Esther disse estar muito feliz com o evento, pois representa um indício de que a “disputa entre as duas categorias pelo espaço de trabalho foi superada” e lembrou que os conselhos têm uma longa trajetória na defesa dos Direitos Humanos.
“Todos nós lutamos muito para acabar com a ditadura. Hoje temos os movimentos dos negros, das mulheres, da população em situação de rua, dos LGBT. Mas estamos em um momento de retrocesso”, disse.
Para ela, a eleição do deputado federal pastor Marco Feliciano (PSC) para a Comissão de Direitos Humanos da Câmara e as declarações dele de cunho racista, homofóbico e contra os direitos das mulheres são um retrocesso grave frente às conquistas dos últimos anos.

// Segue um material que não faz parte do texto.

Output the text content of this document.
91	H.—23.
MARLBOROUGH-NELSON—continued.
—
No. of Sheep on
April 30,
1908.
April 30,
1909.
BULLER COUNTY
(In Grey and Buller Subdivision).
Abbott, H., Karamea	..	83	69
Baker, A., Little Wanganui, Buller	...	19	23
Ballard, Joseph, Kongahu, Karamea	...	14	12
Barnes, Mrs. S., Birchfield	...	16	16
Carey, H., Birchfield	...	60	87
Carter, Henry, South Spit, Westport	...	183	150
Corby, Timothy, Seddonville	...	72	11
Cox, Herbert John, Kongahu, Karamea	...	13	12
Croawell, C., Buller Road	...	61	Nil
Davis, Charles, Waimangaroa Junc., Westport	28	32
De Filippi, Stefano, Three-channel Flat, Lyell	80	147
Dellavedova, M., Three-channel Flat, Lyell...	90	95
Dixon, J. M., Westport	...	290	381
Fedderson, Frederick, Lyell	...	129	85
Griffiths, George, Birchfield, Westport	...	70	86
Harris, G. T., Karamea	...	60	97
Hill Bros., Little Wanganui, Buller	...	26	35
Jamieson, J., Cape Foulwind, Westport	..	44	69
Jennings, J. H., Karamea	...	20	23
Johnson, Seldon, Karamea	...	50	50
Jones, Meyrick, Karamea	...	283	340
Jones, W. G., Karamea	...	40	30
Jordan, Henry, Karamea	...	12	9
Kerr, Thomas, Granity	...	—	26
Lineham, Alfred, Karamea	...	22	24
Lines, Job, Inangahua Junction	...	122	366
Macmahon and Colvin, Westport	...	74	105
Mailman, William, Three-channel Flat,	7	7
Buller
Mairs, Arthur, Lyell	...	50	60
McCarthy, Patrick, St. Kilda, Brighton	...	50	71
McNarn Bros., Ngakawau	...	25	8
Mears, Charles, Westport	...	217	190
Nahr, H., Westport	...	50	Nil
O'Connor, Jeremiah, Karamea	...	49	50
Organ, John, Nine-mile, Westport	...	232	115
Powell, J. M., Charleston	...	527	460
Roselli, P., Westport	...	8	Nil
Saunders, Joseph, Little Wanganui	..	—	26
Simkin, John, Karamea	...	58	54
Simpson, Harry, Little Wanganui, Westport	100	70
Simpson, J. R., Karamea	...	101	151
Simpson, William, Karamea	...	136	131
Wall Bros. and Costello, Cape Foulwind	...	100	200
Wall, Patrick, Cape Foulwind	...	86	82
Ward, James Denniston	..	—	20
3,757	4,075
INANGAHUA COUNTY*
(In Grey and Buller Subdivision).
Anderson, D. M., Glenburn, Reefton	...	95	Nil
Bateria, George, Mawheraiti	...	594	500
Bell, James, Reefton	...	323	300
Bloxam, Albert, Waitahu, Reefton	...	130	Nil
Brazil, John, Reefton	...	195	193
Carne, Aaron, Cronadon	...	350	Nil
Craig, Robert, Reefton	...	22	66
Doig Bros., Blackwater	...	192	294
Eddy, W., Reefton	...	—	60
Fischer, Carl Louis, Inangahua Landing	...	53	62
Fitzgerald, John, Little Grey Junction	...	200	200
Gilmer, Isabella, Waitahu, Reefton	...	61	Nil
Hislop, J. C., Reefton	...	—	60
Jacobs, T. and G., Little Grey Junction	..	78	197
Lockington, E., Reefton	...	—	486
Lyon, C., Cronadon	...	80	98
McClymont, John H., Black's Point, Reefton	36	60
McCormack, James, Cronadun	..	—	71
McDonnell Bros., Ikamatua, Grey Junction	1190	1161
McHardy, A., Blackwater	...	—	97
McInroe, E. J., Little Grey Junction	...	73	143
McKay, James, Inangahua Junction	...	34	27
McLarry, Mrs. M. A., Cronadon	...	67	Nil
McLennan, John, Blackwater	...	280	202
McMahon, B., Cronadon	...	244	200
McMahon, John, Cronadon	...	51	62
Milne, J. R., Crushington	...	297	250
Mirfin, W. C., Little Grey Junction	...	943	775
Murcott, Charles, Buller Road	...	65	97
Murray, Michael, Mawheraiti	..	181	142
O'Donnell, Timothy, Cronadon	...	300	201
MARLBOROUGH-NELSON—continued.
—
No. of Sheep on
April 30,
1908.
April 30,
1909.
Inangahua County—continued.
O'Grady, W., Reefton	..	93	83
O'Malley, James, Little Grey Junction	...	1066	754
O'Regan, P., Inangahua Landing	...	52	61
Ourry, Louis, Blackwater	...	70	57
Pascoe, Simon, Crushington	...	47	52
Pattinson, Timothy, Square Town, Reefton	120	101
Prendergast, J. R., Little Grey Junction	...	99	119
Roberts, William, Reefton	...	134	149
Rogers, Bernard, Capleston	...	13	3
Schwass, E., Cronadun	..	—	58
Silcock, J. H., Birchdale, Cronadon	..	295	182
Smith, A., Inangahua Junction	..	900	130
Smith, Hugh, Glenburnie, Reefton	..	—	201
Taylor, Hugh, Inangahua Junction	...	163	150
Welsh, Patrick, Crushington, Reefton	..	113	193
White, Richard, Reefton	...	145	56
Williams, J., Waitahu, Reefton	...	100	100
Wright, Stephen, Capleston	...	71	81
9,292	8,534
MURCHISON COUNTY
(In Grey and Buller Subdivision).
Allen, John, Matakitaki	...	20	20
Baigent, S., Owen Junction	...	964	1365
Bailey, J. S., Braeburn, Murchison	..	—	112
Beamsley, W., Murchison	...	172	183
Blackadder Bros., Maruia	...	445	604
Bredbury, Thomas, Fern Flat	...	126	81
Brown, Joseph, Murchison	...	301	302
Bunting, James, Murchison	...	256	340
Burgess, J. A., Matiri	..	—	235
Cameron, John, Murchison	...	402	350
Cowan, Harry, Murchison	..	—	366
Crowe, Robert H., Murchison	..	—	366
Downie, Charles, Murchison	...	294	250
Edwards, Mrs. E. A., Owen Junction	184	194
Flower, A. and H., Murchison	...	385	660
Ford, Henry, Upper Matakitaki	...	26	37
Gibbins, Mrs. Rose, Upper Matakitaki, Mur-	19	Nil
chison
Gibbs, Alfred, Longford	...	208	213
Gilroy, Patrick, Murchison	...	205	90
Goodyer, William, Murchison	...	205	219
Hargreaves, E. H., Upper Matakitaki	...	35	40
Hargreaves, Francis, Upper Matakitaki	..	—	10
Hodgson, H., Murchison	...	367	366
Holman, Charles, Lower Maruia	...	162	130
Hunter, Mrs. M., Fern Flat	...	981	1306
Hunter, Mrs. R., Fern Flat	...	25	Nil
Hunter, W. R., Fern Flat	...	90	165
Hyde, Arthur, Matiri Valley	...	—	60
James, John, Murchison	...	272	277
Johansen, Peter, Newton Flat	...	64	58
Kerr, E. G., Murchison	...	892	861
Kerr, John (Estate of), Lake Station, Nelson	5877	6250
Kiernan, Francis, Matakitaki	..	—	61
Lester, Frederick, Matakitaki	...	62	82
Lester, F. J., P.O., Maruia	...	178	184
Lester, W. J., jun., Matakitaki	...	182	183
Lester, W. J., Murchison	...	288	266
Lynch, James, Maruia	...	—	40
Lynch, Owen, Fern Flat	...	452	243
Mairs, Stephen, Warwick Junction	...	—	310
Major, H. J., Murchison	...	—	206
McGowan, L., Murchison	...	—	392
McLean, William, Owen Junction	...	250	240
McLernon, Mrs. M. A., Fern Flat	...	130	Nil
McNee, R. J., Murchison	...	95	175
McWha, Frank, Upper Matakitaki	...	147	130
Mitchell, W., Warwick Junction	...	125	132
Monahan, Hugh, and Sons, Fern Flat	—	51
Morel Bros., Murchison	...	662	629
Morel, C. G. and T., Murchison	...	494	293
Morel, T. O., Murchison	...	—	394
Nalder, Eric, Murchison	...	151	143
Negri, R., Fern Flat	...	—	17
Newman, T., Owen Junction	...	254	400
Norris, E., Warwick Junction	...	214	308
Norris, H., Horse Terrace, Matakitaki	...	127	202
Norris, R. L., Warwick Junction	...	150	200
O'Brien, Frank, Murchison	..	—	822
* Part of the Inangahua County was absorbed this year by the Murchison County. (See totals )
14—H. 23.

A professora lembrou, ainda, que dentro deste processo de retrocesso, o Rio de Janeiro, por exemplo, está promovendo ações higienistas, visando os grandes eventos que a cidade receberá, como a Copa do Mundo e as Olimpíadas. Segundo a professora, este movimento tem impactado gravemente a população, com internações compulsórias de dependentes químicos em ações violentas.
E alertou para a importância dos profissionais não entrarem na armadilha do discurso que dá apenas duas opções para esta questão: recolher as pessoas ou abandonar as pessoas. Para ela, a opção não é nenhuma das duas e o que estão fazendo é recolhimento e não acolhimento. “A opção é implementar políticas como Hospitais Dia, Cras, Creas e uma abordagem de rua que respeite o indivíduo”, defendeu.
Esther lembrou que a Lei de Diretrizes e Base (LDB) prevê que a escola discuta com as crianças seus direitos e o Estatuto da Criança e do Adolescente (ECA). Ela explicou que isso vai muito além de ensinar a criança a denunciar seus pais por abuso, quando às vezes isso nem ocorreu.
“Não podemos reduzir a política de educação a um apêndice da política criminal. Se for assim, todo o trabalho que é realizado fica a serviço do aparato jurídico para a produção de provas. A função da política de assistência é protetiva e não investigativa. Há mulheres com medo de fazer o pré-natal para não perderem o pátrio poder ainda no útero, por serem usuárias de drogas. Nossa atuação difere da do juiz e da Polícia. Elas têm o seu lugar, mas este não é o nosso papel”, disse, lembrando que está ocorrendo uma desqualificação das profissões de psicólogo e assistente social.